Share your thoughts in the 2024 State of Clojure Survey!

Welcome! Please see the About page for a little more info on how this works.

+39 votes
in Clojure by
edited by

I regularly write: (some #(when (pred %) %) ...) and often mistakingly write: (some #(pred %) ...) instead. I think it would be worth having (some #(when (pred %) %) ...) as a built-in in clojure.core.

Suggested name: first-by.

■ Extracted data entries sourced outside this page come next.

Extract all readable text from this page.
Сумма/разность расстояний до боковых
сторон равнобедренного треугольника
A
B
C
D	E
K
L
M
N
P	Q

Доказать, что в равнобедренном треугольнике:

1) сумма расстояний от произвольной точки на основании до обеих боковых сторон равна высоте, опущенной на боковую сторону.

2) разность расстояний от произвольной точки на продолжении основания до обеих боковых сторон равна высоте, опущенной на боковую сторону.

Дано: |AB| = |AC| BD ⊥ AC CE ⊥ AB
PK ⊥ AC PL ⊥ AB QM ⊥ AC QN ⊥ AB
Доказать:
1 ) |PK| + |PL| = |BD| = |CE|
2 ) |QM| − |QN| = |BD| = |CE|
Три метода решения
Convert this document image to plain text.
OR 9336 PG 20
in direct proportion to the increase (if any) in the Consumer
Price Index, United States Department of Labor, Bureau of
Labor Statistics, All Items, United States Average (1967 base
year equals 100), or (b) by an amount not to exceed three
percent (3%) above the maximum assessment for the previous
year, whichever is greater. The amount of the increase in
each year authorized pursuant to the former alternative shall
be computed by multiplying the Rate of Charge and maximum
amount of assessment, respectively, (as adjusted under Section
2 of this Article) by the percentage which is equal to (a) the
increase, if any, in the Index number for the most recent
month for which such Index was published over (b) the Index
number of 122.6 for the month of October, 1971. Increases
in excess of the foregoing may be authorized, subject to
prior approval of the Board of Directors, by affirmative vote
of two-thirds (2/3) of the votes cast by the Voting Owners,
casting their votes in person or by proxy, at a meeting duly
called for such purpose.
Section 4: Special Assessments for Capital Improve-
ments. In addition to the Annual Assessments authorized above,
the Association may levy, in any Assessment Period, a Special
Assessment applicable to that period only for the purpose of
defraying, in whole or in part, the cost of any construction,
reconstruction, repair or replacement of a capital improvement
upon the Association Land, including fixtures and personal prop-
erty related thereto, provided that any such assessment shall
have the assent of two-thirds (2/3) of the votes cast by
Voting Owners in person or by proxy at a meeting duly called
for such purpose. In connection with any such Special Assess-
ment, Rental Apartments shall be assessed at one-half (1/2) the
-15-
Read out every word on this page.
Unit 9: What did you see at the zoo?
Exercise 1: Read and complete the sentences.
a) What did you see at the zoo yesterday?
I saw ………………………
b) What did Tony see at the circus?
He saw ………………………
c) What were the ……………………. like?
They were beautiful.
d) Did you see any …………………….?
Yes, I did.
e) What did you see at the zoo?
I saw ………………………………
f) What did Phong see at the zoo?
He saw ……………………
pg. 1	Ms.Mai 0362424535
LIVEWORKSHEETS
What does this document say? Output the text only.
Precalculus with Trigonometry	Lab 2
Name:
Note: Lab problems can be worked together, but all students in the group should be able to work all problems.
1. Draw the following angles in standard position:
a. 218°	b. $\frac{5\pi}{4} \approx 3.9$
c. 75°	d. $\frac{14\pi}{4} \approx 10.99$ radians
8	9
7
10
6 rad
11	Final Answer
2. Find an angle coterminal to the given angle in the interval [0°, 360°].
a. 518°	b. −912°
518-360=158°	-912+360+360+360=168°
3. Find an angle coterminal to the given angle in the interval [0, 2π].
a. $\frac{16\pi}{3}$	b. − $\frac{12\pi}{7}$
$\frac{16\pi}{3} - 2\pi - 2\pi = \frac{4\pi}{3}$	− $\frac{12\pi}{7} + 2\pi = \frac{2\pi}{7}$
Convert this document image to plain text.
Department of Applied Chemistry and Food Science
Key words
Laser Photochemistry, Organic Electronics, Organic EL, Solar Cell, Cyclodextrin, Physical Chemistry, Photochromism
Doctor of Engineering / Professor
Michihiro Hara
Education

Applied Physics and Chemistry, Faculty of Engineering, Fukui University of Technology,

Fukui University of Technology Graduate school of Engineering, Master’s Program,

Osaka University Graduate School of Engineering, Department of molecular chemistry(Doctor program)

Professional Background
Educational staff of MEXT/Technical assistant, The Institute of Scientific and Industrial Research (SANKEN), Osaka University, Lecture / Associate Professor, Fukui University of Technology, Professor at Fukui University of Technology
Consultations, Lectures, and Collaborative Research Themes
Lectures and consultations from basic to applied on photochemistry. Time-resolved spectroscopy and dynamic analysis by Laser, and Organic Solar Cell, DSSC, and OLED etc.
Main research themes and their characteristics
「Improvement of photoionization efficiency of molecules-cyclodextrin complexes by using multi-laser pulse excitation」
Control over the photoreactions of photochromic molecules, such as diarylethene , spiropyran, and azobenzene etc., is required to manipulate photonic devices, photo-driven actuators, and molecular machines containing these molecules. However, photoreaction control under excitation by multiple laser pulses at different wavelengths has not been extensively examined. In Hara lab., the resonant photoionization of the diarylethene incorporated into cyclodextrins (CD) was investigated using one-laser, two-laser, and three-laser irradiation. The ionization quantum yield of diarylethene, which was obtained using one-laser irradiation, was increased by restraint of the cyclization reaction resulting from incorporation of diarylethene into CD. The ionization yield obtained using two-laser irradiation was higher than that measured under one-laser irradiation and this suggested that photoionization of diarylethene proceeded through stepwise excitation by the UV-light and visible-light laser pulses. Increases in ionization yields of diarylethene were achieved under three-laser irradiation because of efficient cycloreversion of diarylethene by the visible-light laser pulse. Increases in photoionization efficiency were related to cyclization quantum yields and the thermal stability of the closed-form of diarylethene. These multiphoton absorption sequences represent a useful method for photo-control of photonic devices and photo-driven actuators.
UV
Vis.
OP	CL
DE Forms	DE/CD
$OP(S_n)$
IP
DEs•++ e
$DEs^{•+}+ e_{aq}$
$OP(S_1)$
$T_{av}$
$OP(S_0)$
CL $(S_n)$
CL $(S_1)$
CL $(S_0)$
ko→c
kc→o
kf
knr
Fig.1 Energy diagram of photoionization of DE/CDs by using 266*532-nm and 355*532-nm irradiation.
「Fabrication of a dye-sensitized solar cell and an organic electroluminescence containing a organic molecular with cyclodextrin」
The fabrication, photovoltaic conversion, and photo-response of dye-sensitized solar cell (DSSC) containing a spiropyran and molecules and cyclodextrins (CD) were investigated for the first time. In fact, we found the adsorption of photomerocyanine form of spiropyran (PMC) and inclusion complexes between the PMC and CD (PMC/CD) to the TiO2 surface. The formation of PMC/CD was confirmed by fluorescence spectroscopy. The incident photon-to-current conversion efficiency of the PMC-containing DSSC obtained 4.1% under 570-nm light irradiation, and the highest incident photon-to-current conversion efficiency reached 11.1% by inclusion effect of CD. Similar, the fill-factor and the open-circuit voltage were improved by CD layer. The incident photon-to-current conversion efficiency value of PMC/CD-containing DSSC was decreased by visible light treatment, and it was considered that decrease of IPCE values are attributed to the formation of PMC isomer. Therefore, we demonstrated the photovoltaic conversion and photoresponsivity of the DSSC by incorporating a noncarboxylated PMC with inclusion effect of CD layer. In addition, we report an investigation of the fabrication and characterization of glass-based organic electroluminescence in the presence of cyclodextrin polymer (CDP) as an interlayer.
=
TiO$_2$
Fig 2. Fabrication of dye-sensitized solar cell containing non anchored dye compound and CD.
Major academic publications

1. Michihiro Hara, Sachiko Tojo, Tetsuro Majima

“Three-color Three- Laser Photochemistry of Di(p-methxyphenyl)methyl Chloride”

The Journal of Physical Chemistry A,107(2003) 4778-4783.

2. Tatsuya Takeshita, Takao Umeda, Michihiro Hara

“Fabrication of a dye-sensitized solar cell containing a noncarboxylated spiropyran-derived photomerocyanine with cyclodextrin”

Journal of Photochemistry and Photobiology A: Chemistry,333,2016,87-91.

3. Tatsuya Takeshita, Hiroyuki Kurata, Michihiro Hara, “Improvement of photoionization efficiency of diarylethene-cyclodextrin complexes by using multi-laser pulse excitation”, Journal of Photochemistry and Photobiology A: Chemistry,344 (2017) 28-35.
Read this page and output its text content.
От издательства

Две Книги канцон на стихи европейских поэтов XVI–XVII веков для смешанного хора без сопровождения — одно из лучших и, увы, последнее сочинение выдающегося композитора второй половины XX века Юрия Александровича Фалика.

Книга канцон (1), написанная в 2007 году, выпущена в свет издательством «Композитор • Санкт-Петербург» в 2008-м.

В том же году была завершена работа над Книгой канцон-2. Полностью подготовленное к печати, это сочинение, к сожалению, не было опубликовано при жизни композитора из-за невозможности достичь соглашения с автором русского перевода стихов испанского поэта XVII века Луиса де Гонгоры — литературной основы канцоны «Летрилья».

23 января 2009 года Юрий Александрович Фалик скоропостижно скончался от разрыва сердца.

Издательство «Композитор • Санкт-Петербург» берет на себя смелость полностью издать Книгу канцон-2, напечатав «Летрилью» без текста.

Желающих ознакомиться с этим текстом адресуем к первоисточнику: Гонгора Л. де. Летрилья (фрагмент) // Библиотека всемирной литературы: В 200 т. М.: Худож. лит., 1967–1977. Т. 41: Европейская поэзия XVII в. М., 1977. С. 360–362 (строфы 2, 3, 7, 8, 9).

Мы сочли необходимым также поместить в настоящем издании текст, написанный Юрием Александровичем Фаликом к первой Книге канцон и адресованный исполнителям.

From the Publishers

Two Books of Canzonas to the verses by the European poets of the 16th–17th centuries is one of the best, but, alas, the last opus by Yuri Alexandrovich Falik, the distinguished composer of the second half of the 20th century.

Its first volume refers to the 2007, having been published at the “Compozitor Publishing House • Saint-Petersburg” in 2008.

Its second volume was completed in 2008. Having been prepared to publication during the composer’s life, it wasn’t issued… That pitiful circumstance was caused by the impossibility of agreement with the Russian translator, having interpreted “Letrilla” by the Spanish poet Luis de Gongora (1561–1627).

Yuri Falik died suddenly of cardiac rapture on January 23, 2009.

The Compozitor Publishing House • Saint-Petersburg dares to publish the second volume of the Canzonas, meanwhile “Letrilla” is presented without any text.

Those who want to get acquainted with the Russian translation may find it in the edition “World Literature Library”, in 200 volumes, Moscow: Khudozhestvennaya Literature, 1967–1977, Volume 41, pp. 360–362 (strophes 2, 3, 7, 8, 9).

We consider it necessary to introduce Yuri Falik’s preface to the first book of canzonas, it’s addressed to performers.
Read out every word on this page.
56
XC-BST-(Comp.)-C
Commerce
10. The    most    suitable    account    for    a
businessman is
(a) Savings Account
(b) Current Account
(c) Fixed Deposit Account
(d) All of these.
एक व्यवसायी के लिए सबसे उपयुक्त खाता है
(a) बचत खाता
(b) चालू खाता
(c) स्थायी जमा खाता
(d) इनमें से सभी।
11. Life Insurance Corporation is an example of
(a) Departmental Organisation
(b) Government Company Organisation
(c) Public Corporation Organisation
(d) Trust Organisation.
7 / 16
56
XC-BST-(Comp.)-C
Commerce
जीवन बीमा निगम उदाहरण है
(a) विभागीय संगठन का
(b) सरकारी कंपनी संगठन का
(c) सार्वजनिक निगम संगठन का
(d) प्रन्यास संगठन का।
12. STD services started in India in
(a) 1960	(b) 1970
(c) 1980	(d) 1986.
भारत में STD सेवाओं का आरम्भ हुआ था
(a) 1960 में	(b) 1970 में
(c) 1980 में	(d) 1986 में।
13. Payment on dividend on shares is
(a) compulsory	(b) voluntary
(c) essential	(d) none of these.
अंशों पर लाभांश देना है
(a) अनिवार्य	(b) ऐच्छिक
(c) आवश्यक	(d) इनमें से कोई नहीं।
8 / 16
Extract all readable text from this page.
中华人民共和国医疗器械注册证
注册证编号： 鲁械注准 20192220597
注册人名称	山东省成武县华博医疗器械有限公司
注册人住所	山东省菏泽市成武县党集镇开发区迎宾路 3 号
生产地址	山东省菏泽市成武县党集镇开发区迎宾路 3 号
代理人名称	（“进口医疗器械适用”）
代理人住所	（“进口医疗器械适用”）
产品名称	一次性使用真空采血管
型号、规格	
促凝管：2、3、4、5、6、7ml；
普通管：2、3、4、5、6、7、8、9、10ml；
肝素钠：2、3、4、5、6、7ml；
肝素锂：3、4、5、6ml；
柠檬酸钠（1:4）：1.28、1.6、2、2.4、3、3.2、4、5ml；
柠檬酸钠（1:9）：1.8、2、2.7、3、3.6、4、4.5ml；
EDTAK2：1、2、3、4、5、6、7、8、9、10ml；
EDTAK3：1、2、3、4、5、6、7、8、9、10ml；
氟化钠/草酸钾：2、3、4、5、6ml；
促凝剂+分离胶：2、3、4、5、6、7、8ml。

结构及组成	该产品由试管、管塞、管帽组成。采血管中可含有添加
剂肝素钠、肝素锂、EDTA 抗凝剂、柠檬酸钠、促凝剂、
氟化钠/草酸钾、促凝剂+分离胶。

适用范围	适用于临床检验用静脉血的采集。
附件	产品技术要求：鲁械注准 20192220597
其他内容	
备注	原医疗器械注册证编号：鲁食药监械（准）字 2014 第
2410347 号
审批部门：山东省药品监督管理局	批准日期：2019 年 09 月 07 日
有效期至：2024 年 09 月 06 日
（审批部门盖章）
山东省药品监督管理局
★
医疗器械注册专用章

Feel free to suggest other names, I'll list them here.

(first-by #(= (:id %) 2) [{:id 1} {:id 2} {:id 3}]) ;;=> {:id 2}

Statistics, in my local .m2 dir, I find 198 (some #(when ...) ..) forms and 1503 (some #(foo ...) ...) forms where foo is not when.

Total some + fn usage: 1701 of which 11% is of the some + when form.

Program that found these usages:

(ns grasp
  (:require
   [clojure.spec.alpha :as s]
   [grasp.api :as g]))

(s/def ::some+when
  (s/cat :some #{'some}
         :fn (s/spec (s/cat :fn #{'fn 'fn*}
                            :args vector?
                            :when (s/spec (s/cat :when #{'when} :whatever (s/* any?)))))
         :coll any?))

(defn keep-fn [{:keys [spec expr uri]}]
  (let [conformed (s/conform spec expr)]
    (when-not (s/invalid? conformed)
      {:expr expr
       :uri uri})))

(defn -main [& args]
  (let [classpath (first args)
        matches (g/grasp classpath ::some+when {:keep-fn keep-fn})]
    (prn (count matches))))

{:deps {io.github.borkdude/grasp {:mvn/version "0.0.3"}}}

On grep.app I find about 8% of some usage of the some+when shape.

7 Answers

+7 votes
by

I'd prefer something like (first xform coll) mentioned in a comment at CLJ-2056. The idea was mentioned there, but I don't think it was fully discussed at that time.

It's more general than some or first-by: (some <pred> <coll>) is just (first (keep <pred>) <coll>), and (first-by <pred> <coll>) is just (first (filter <pred>) <coll>).

Also, it could be more efficient than some or first-by. If you want to use it in conjunction with other sequence functions, they can be unified into the transducer, like:

(first (comp (map #(* % %))
             (filter #(> % 100)))
       (range))

instead of:

(first-by #(> % 100) (map #(* % %) (range)))
by
Note that I don't want to base first-by on filter, because chunking:

https://twitter.com/borkdude/status/1567525617549152257
by
(first xform coll) would not be affected by chunking though because it would use the transducer-returning arity of filter.

Huge difference:

(first (filter <pred>) <coll>)
vs
(first (filter <pred> <coll>))
by
edited by
Yeah, if we implement it like this:

(defn first' [xf coll]
  (transduce xf (completing (fn [_ x] (reduced x))) nil coll))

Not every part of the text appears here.